Assault is a serious criminal offence as defined by Section 265 of the Criminal Code of Canada. Assault is considered the application of force, either directly or indirectly, against another person, who has not consented to the force. The force does not have to cause injury to be considered assault. In addition, the uttering of threats to inflect bodily harm, injury, or death is an assault charge. Those facing assault charges, depending on the actual circumstance of the case, could receive as part of their penalty imprisonment.
The Crown has to review the circumstances surrounding assault criminal offences to determine exactly what charges to bring against the accused. There are two unique types of assaults: domestic assaults and sexual assaults which the Crown defines under the guidelines for assault, but are handled differently because they carry additional penalties if you are found guilty.
Assault Criminal Offences
When someone is charged with non-domestic and non-sexual assault, there are several different types of offences one might be facing, such as:
- Assault with a Weapon: Using a firearm, weapon, replica, or other object used in conjunction with the assault. The weapon could even be a piece of clothing, like if a hoodie was placed tied the victim’s arms to restrain them.
- Assault Causing Bodily Harm: Inflicting injury to another during the assault. The injury does not have to be serious and could be as minor as a small bruise or a scratch.
- Aggravated Assault: Inflicting injury to another with the intention to maim, harm, disfigure or kill the victim and is used by the Crown in place of assault causing bodily harm for more serious injuries and in cases where the defendant intended on causing injury to the victim.

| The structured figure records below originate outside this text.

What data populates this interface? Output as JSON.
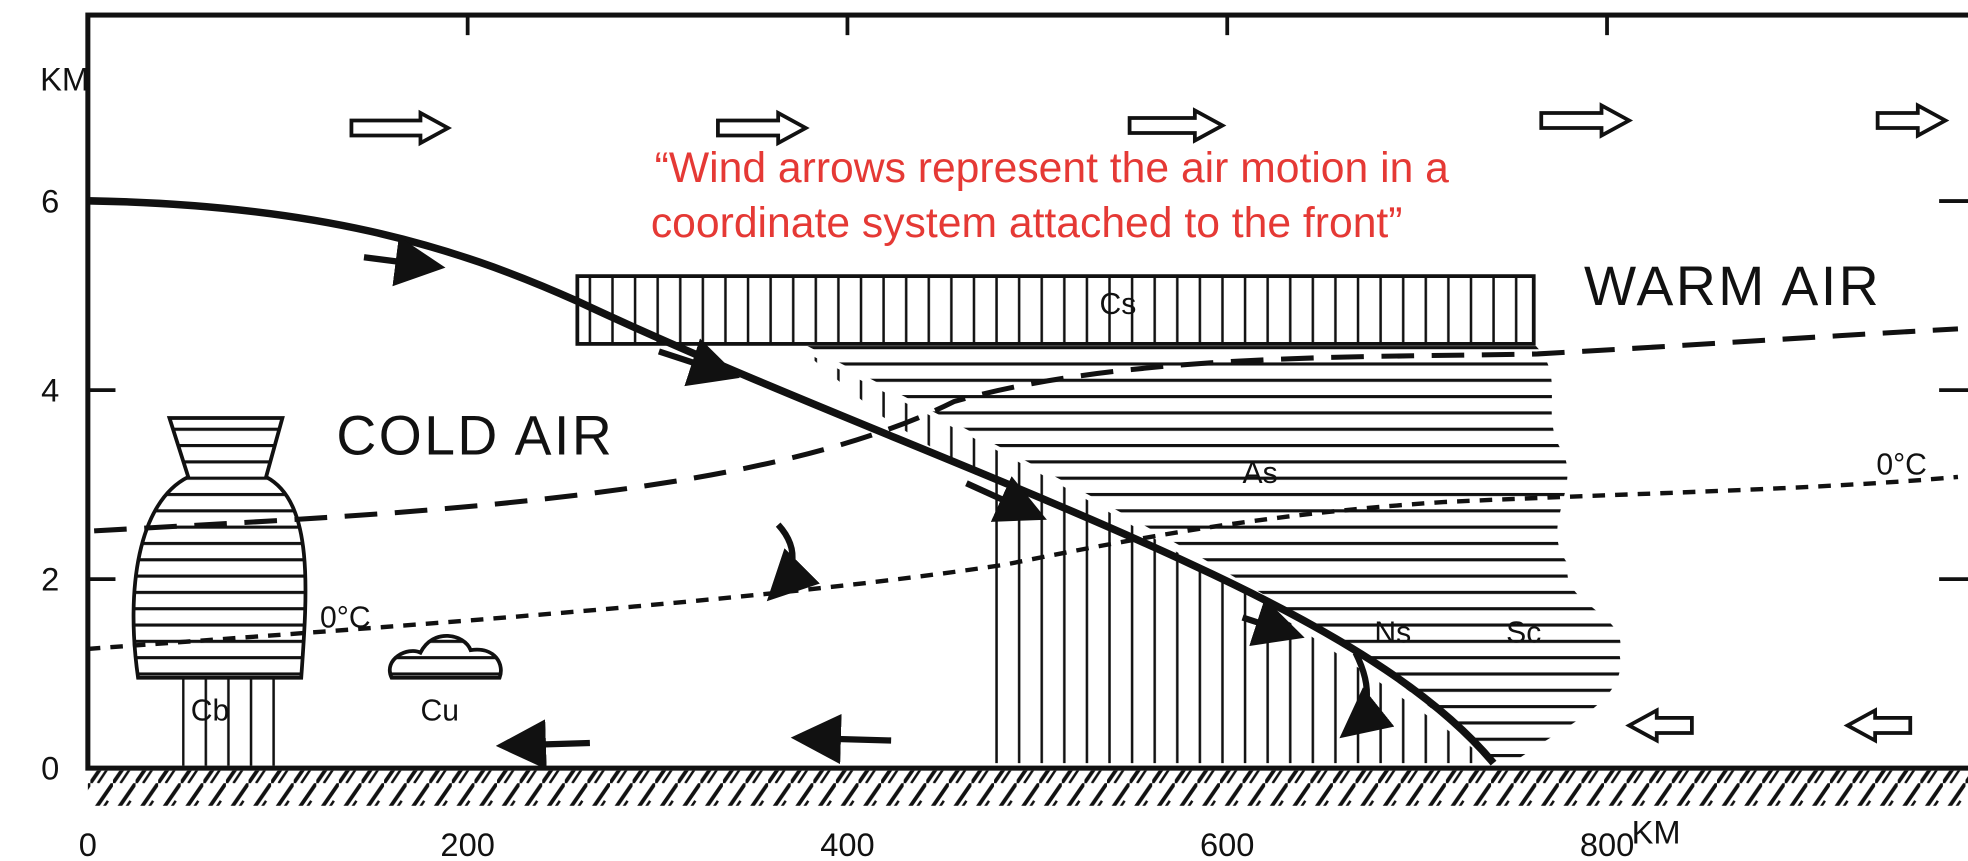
{
  "axes": {
    "y_label": "KM",
    "yticks": [
      0,
      2,
      4,
      6
    ],
    "x_label": "KM",
    "xticks": [
      0,
      200,
      400,
      600,
      800
    ]
  },
  "regions": {
    "cold": "COLD AIR",
    "warm": "WARM AIR"
  },
  "clouds": {
    "cs": "Cs",
    "as": "As",
    "ns": "Ns",
    "sc": "Sc",
    "cb": "Cb",
    "cu": "Cu"
  },
  "isotherms": {
    "cold": "0°C",
    "warm": "0°C"
  },
  "annotation": {
    "line1": "“Wind arrows represent the air motion in a",
    "line2": "coordinate system attached to the front”"
  }
}
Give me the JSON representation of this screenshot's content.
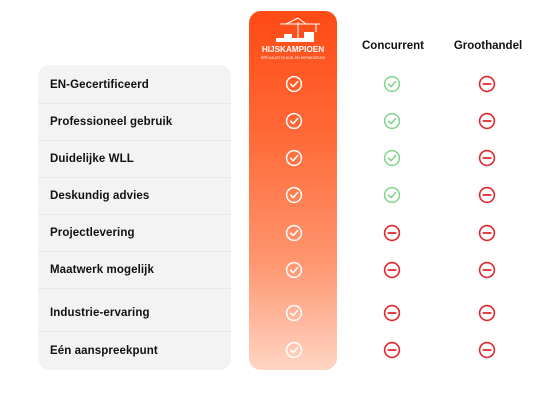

- Uttering Threats: Verbally threatening another, their property, or their pets and causing fear in the victim. The Crown can charge someone with both uttering threats and assault, should the defendant follow through on their threats.
Domestic Assault Criminal Offences
Domestic assault criminal offences are identical to those covered under non-domestic and non-sexual assaults. The key difference is the assault is carried out by the defendant against someone they have or had a relationship with at some point. This includes spouses, partners, girlfriends, boyfriends, parents, siblings, children, and other people with a close relationship to the defendant.
It is not unheard where a couple gets into an argument and one person pushes, slaps, or shoves the other and the “victim” files domestic assault charges because of emotional reasons, only to later want to withdraw their complaint. However, once charges have been filed and the Crown formally decides to prosecute the defendant, the complainant is unable to request the charges be dismissed.
Sexual Assault Criminal Offences
Sexual assault criminal offenses also follow the same definitions as non-domestic and non-sexual assaults with one primary difference: The indirect or direct force applied was sexual in nature. Sexual assault does not have to involve the actual act of sex. Touching someone’s body in private areas, or using a part of their body in a sexual manner without their consent is considered sexual assault.
Why Is Consent Vital to Assault Offences?
Consent is the agreement between two people where it is understood the force to be applied, either directly or indirectly by one to the other is mutually acceptable. Consent is not ongoing and can be withdrawn at any time by either person. If there was consent between both people, then there is not necessarily assault. However, if there is no consent, even in cases where one person assumes there is implied consent, they could be charged with criminal assault offence.